Por Edith Honan NOVA YORK (Reuters) - O álbum de música islâmica gravada pelo cantor pop Youssou NDour em 2004 lhe valeu o boicote de alguns fãs muçulmanos, mas, em um documentário que está lançando sobre o álbum, Egypt, ele diz que a música incentivou uma apreciação mais profunda do islã.

"Youssou N'Dour: I Bring What I Love" , documentário dirigido por Chai Vasarhelyi que estreou em Nova York na sexta, contrasta a recepção entusiasmada ao álbum "Egypt", premiado com o Grammy, durante turnê do cantor pela Europa e Ásia, com a recepção fria no país nativo do cantor, Senegal, onde o álbum foi alvo de boicote.
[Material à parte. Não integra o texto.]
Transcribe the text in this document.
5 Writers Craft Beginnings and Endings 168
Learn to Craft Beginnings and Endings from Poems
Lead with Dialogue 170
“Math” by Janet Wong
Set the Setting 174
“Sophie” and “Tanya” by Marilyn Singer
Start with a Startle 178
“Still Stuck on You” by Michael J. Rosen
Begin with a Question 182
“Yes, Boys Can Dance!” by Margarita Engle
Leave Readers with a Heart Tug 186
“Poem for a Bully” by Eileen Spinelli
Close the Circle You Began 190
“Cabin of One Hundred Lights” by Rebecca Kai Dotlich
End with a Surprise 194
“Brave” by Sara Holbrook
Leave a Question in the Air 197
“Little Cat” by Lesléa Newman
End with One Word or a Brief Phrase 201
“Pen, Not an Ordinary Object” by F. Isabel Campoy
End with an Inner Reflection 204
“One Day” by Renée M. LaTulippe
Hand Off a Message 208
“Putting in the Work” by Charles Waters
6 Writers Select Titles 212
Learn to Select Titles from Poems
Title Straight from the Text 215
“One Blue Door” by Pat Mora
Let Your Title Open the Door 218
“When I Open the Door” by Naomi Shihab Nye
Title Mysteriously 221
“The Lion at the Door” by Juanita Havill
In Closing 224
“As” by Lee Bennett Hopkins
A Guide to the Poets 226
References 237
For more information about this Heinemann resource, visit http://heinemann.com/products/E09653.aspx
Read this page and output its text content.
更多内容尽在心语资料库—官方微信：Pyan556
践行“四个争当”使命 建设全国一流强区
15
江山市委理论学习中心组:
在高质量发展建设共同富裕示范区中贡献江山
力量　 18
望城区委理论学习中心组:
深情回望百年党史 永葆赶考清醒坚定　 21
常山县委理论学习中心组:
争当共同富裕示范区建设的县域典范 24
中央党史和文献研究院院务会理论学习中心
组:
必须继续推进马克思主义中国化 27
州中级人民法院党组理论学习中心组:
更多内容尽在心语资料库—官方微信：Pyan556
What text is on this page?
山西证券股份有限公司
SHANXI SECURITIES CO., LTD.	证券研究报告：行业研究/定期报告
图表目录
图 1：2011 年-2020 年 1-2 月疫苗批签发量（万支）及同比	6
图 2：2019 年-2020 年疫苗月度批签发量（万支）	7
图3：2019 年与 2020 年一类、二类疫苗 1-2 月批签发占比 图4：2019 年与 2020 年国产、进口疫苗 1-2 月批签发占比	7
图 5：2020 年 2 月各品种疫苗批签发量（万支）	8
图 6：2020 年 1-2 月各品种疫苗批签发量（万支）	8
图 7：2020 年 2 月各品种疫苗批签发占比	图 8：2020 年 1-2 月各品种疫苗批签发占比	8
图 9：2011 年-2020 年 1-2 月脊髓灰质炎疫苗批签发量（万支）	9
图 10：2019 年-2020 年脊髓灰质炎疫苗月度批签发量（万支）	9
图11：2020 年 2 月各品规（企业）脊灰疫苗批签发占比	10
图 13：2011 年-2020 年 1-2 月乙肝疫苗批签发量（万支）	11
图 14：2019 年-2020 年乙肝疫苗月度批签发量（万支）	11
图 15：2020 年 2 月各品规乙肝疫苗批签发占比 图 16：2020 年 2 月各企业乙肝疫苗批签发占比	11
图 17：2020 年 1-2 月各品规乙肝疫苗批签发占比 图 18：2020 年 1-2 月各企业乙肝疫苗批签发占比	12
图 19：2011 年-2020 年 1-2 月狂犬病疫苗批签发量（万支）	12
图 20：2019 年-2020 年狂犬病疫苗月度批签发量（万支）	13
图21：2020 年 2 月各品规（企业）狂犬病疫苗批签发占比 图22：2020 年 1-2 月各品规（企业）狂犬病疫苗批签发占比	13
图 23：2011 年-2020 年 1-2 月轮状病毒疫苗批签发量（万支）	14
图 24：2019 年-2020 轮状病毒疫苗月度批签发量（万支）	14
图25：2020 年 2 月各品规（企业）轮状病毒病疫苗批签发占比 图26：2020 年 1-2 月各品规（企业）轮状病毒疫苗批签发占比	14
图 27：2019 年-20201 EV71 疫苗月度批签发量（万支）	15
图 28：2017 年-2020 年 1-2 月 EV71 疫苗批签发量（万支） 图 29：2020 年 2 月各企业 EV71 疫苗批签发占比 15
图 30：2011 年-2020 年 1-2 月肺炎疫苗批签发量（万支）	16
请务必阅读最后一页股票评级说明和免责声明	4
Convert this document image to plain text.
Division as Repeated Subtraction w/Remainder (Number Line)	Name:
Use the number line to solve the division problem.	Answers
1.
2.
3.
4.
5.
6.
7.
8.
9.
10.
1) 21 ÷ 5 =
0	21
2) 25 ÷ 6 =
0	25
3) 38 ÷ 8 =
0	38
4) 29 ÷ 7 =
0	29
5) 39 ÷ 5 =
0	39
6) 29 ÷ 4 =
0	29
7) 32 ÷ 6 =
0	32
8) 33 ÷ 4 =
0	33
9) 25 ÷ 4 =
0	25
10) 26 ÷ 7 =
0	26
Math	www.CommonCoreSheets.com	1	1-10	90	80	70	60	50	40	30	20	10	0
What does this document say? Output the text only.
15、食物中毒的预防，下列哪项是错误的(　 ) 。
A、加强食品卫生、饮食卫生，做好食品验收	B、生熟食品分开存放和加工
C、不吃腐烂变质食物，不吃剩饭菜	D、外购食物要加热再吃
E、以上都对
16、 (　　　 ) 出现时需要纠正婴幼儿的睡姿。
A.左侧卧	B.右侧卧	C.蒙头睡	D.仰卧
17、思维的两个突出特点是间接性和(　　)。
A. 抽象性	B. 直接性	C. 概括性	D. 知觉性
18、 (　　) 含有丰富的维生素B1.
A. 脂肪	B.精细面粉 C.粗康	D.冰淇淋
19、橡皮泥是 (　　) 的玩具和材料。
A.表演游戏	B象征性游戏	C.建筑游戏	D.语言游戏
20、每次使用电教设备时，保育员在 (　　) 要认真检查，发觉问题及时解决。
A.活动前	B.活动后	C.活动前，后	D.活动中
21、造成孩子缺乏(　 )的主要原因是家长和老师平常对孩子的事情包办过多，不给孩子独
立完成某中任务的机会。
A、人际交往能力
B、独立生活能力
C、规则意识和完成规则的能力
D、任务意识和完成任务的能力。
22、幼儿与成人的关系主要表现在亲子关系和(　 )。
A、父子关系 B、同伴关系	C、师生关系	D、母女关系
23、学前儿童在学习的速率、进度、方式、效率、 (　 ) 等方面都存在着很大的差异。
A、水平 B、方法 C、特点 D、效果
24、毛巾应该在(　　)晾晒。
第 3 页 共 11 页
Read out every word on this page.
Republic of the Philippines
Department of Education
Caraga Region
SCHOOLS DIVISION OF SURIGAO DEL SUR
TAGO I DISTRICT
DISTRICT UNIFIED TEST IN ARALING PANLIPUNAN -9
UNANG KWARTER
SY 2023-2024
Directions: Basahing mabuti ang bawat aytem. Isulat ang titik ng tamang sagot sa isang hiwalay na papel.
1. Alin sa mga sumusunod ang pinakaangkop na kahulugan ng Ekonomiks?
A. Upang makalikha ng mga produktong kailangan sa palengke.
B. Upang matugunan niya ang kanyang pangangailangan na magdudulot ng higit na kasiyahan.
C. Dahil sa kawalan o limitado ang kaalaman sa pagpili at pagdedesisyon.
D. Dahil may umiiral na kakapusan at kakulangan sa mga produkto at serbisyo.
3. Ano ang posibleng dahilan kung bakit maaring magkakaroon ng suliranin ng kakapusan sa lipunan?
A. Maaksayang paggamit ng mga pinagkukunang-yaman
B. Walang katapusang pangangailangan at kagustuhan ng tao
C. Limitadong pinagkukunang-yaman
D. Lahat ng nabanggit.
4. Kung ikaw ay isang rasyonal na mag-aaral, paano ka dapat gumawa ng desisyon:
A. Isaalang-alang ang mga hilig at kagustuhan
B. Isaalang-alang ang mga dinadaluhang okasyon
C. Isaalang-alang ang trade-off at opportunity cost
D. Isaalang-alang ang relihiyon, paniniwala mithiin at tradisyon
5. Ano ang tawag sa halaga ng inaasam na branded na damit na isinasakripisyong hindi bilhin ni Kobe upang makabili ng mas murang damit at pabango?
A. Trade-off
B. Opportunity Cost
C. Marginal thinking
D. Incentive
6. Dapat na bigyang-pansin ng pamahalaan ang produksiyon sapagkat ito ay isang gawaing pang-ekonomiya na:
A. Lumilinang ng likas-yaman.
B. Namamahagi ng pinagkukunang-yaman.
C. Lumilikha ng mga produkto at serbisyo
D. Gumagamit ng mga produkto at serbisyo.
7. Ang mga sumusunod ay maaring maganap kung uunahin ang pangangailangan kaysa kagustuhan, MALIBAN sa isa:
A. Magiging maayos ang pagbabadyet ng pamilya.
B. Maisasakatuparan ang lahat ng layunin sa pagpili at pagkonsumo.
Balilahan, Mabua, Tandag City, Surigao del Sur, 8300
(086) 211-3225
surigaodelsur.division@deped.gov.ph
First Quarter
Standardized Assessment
"Quando há uma quebra com a tradição, as pessoas não conseguem aceitar de imediato. Leva um pouco de tempo", disse o cantor de 49 anos.

"Senti que o álbum poderia ser uma contribuição positiva. Minha música diz que o islã é tolerância e paz."

O filme mostra a polêmica em torno do álbum, acompanhando N'Dour em turnê e depois que ele recebeu um Grammy por "Egypt" em 2005.

Na Europa, quando N'Dour apresentou canções como "Allah", cantada na língua wolof com orquestra egípcia clássica, ele foi ovacionado em pé e houve poucas complicações.

Na Irlanda, N'Dour, que se descreve como muçulmano devoto, atrasou sua apresentação por meia hora para pedir ao público que não tomasse cerveja.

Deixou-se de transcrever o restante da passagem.